Hij ontmoet de jongen weer. Het gebrul van een motorfiets wordt gehoord. De soldaat en het kind weten zich te verstoppen. Passerende motorrijders behoren tot het vijandelijke leger. Ze merken niet dat ze zich in de deuropening verstoppen en komen voorbij. De jongen rent naar huis. Een soldaat - zwijgend achter hem, bang de aandacht van motorrijders niet te trekken. Die komen terug en schoten uit de machinegeweren waarbij een rennende soldaat gewond raakte. Hij bereikt een deur, opent deze en verstopt zich in het gebouw. Motorrijders die hem zoeken, kloppen op de deur, maar kunnen deze niet van buitenaf openen en vertrekken. Een soldaat verliest het bewustzijn.

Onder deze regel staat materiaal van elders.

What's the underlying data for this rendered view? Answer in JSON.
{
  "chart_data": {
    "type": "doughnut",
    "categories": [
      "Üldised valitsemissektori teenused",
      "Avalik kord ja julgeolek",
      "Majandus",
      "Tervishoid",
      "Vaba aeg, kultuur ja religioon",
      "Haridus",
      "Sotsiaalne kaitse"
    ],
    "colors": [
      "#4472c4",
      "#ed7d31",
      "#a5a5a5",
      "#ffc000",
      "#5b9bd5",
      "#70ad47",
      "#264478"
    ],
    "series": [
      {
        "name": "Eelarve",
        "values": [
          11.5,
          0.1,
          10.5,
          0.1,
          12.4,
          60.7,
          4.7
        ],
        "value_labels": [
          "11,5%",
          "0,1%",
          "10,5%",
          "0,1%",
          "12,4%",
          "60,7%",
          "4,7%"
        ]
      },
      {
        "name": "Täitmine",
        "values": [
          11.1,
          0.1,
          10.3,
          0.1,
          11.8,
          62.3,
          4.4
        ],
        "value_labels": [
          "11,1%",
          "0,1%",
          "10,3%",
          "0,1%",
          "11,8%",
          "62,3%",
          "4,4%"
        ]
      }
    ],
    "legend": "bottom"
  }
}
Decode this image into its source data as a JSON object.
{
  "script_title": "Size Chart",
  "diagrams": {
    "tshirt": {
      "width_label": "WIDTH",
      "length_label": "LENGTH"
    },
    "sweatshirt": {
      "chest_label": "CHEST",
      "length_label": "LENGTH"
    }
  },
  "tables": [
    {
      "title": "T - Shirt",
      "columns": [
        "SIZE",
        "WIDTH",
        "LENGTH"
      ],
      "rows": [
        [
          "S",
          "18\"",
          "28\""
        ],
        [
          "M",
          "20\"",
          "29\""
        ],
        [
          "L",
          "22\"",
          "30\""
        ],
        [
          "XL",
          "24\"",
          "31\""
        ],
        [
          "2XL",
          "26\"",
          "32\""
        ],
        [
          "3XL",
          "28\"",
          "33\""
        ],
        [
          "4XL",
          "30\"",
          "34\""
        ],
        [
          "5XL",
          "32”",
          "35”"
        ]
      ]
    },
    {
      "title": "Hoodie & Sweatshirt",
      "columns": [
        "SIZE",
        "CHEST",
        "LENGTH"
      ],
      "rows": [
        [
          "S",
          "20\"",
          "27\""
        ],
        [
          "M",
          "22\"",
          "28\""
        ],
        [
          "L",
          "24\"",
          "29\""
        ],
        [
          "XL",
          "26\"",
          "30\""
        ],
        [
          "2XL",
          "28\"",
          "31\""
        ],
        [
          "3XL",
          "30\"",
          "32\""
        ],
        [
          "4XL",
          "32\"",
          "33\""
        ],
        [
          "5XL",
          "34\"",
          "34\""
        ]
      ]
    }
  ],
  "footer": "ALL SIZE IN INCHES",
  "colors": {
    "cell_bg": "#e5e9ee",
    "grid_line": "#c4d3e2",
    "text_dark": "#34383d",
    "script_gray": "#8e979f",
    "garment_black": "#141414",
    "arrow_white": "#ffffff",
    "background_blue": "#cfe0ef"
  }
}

Hij komt bij zinnen in dezelfde kamer waar de vrouw hem trakteerde op wijn. Ze zegt dat ze hem naar haar toe heeft gedragen met een man in een bontjas, die arts bleek te zijn en de soldaat een verdovende injectie heeft gegeven. De soldaat voelt extreme zwakte. Op verzoek van een vrouw die zo gevoelig op hem reageerde en nu levendig meedoet, zegt hij dat de doos van zijn in het ziekenhuis overleden vriend is en dat hij hem aan zijn vader moest doorgeven. Daarin zijn zijn spullen en brieven aan de bruid. Hij verwarde de ontmoetingsplaats echter of was laat, maar hij ontmoette de vader van zijn metgezel niet.
De soldaat gaat dood. Een vrouw denkt na over wat ze moet doen met een brievenbus.